The concept of multiple guarantors is overwhelmingly opposed by community mortgage lender groups who see more risk to consumer access and affordability than benefit.  Six associations representing community banks, credit unions and smaller independent mortgage bankers (including CHLA) testified before a July 2017 Senate Banking Committee hearing on GSE reform – and all six unequivocally opposed multiple guarantors.

Proponents of multiple guarantors argue it will bring more competition that is beneficial to consumers. Yet, it was unrestrained competition in the subprime era that led Fannie and Freddie to drop their underwriting standards, which led to their downfall.   

CHLA believes in competition, but does not believe an oligopoly achieves any more competition than the current duopoly, or any suggested benefits will trickle down to consumers. 

In fact, more guarantors could actually decrease competition in mortgage loan origination.  For decades, the largest Wall Street banks have coveted the opportunity to gain control over a GSE charter – seeking to achieve vertical integration, where a loan originator has exclusive access to or preferential arrangements with a guarantor. 

The committee bill outline narrowly limits ownership by an FDIC-insured bank.  However, this would not address ownership or control of the guarantor arising from other types of relationships between a bank holding company, investment bank, or other investors, and it is unlikely any legislative provisions can prevent vertical integration when the benefits of achieving it are so high.

CHLA also has concerns about the competitiveness of the proposed cash window, which has provided community lenders access to secondary markets on comparable terms to larger lenders over the last decade. New guarantors will likely target loans and consumers with characteristics valued more by the MBS investing market. As no guarantor will be required to establish a cash window for all currently approved seller-servicers and cash window pricing may be inferior to direct securitization, small community lenders will not be able to offer the most competitive pricing with local servicing of the loans to its consumers. 

Our second concern is turning the entire GSE market over to Ginnie Mae.  As a practical matter: (1) Ginnie is in a transformation not expected to be completed until 2020, (2) it is not clear how Ginnie has the capacity to supervise this new huge market, and (3) there is no discussion of the transitional risks associated with this change.  Last December, I raised initial concern with this concept on behalf of the Community Home Lenders Association (CHLA) at a House Financial Services Committee hearing

A month later, CHLA issued a comprehensive report detailing concerns about Ginnie Mae’s heightened scrutiny of smaller community lenders, predicting a contraction in the number of small community issuers.

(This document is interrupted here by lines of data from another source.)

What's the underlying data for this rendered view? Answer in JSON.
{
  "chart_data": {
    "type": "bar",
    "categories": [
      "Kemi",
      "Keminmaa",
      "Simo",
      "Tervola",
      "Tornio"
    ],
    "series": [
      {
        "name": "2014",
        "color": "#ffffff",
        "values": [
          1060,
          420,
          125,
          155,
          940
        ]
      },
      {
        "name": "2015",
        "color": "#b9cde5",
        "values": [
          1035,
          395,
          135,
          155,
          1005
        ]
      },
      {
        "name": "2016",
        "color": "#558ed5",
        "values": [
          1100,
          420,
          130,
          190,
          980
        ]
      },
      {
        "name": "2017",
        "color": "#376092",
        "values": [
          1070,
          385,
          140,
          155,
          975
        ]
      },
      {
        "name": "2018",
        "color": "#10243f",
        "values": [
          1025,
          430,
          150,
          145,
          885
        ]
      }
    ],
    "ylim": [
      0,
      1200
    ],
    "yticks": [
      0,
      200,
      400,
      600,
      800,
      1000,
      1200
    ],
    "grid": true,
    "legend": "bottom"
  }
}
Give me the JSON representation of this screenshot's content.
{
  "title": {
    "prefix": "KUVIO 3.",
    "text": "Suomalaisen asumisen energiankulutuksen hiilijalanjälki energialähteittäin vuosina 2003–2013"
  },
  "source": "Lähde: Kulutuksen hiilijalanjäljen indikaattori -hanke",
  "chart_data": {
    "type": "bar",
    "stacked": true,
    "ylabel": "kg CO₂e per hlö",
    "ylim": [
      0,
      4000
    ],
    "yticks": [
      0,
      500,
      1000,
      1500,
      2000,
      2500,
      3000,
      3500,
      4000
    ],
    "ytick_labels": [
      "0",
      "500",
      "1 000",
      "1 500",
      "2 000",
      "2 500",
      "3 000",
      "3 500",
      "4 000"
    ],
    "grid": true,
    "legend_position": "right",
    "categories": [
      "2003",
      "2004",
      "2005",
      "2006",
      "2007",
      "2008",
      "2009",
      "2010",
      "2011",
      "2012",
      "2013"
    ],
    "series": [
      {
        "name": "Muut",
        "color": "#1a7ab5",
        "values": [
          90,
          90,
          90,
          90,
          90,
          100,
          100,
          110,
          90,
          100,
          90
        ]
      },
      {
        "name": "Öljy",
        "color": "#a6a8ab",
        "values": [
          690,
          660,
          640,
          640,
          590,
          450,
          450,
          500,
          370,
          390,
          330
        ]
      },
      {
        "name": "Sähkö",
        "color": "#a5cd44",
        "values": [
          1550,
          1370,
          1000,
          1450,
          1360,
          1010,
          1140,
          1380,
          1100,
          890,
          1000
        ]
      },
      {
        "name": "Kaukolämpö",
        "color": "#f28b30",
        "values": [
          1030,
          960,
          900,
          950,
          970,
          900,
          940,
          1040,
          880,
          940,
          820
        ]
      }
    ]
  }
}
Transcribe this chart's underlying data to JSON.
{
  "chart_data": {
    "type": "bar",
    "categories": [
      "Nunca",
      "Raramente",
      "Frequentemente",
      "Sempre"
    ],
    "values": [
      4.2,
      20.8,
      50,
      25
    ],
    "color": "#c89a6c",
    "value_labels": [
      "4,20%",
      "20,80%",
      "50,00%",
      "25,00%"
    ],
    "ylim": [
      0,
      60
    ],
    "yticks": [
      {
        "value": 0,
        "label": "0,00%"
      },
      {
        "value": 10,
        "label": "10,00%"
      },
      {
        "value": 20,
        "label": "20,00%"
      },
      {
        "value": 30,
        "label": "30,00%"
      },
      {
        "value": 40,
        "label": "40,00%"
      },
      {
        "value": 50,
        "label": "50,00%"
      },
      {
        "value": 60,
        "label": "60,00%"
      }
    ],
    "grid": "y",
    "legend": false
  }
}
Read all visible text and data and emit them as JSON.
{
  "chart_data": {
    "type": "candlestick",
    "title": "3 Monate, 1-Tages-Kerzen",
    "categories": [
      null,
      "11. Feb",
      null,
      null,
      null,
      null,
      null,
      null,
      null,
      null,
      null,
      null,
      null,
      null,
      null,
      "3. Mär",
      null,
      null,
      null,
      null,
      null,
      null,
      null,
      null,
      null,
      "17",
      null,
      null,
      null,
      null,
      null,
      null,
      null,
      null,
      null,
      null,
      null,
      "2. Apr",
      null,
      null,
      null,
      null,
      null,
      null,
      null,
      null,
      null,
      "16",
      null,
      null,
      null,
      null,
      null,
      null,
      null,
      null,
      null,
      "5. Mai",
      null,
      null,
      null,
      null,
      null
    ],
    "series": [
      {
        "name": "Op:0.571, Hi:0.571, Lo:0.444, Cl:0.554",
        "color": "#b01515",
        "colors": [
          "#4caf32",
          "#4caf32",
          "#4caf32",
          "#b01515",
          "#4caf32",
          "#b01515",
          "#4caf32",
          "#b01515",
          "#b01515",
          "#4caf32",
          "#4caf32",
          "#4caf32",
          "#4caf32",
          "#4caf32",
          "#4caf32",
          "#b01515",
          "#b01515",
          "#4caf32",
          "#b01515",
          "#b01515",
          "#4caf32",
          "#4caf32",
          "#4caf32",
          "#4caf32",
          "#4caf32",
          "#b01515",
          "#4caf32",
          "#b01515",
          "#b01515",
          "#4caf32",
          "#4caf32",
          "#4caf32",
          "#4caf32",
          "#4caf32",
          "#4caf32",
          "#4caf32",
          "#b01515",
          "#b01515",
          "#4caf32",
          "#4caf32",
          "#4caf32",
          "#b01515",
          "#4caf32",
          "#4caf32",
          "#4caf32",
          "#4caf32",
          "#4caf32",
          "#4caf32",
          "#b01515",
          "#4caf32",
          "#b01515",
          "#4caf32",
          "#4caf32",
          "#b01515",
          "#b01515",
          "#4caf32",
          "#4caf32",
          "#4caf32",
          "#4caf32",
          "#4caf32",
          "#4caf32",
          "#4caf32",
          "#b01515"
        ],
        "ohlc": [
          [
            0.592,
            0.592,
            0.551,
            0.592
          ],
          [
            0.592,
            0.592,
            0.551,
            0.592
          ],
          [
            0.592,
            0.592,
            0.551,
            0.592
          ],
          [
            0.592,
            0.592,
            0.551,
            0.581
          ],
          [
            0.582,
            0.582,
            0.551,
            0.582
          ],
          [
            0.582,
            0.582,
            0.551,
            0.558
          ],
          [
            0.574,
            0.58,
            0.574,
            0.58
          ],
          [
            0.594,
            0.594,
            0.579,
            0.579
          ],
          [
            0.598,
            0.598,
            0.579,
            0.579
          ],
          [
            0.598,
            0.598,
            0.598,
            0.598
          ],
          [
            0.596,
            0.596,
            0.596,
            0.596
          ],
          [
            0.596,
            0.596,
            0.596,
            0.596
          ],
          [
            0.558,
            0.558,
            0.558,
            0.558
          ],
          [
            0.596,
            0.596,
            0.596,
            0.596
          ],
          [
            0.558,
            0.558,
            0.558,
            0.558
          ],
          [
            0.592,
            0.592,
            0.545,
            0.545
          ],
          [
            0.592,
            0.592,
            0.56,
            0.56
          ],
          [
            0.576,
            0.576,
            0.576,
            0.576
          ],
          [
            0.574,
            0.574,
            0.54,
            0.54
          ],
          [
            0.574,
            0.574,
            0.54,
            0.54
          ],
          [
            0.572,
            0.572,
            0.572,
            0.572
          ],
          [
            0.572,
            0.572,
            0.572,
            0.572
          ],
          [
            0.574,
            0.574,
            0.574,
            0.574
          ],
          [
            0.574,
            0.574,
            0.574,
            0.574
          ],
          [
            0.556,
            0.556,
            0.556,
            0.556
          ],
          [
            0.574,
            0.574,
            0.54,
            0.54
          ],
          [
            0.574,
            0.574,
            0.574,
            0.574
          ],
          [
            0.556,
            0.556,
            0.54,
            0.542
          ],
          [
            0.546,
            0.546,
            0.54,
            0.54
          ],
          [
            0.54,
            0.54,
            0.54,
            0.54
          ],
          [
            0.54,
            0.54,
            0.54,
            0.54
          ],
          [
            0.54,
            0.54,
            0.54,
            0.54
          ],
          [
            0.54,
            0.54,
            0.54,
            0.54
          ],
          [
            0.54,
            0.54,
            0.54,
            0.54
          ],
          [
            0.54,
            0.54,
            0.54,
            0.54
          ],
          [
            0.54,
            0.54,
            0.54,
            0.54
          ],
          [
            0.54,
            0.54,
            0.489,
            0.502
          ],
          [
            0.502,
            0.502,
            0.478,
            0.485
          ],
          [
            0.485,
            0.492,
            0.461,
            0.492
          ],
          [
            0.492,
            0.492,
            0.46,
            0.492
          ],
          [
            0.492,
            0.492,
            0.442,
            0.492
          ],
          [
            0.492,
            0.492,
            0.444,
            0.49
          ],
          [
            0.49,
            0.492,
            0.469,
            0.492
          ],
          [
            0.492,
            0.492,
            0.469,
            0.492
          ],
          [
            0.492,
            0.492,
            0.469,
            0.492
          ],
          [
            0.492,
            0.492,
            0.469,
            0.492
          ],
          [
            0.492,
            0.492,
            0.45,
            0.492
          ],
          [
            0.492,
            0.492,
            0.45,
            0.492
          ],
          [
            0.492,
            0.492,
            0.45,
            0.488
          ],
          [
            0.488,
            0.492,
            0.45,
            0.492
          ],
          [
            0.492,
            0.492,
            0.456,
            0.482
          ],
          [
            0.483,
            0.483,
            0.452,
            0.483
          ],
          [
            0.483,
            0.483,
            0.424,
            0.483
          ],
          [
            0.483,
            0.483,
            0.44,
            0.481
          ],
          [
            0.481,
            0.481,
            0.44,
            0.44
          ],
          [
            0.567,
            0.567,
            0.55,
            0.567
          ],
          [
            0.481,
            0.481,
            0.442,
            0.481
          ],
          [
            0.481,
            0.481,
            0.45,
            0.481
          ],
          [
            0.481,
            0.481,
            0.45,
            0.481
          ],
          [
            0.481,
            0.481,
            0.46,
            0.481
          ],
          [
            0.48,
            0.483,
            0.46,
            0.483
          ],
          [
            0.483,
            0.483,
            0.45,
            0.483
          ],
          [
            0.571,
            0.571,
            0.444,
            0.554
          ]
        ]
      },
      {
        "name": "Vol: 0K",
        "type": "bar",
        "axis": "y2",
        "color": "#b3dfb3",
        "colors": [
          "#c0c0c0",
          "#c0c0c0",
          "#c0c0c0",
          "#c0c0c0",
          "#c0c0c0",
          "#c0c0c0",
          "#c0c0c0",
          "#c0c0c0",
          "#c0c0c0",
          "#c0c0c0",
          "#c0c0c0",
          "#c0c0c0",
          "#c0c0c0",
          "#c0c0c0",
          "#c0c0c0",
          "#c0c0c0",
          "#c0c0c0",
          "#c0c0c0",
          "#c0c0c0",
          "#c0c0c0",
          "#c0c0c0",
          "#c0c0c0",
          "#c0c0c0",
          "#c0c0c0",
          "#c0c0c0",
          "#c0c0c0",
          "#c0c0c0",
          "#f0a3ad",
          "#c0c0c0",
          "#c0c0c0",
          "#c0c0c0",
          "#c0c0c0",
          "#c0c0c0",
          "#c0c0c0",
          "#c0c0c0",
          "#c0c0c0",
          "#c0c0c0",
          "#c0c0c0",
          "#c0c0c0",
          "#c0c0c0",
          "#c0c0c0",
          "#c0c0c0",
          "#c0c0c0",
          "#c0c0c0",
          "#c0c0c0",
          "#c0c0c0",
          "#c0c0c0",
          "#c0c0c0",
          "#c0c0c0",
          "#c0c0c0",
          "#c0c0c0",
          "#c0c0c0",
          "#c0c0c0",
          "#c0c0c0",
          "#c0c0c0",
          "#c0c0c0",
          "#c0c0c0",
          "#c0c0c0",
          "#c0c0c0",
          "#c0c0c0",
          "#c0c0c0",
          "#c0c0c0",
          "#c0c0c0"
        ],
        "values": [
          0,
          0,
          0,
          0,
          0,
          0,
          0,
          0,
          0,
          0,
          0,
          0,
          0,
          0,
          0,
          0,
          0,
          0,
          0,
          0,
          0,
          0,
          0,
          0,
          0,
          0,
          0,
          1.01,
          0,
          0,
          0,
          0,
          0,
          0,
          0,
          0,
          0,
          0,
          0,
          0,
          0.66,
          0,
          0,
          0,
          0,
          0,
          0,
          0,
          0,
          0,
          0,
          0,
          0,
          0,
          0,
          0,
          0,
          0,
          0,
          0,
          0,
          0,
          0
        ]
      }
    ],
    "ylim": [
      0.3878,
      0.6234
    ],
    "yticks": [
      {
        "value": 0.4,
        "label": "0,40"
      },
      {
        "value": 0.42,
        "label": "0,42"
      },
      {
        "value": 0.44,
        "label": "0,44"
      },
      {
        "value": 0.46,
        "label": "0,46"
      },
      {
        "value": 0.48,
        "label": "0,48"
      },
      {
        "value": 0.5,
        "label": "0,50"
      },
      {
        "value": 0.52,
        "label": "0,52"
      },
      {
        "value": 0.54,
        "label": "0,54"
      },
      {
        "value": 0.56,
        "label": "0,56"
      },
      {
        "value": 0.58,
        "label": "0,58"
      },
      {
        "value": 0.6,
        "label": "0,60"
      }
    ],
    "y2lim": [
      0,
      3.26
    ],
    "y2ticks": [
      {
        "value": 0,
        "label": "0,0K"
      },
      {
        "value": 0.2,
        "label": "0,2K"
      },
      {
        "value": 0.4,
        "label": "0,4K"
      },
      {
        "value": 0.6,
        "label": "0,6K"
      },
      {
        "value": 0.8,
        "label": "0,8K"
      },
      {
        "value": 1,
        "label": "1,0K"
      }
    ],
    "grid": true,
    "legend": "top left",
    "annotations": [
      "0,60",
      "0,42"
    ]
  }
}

Ginnie operation of the GSE market will reduce access to local credit providers in many communities. Notably, there are roughly four times as many approved Fannie/Freddie seller-servicers today as there are approved Ginnie Mae issuers.

CHLA believes there is a simpler path to completing GSE reform than a complicated legislative proposal that introduces significant new transitional risk. Almost all the necessary major reforms to Fannie and Freddie have been done except retaining capital. FHFA should allow Fannie and Freddie to retain capital, complete its Capital Rule, and use its authority under HERA to require Fannie and Freddie to develop capital restoration plans, so progress can continue.

Then, working with the detailed input from the Treasury and FHFA, Congress should take the necessary steps to complete the job – culminating in Fannie and Freddie exiting conservatorship and Congress adopting necessary legislation (a federal guarantee and a Fund)  to finish the job and codifying existing reforms (pricing parity, required risk sharing, and strict limits on portfolios).

Don Calcaterra, Jr. is Vice President of the Community Home Lenders Association (CHLA) and President of Local Lending Group LLC, based in Troy, Mich.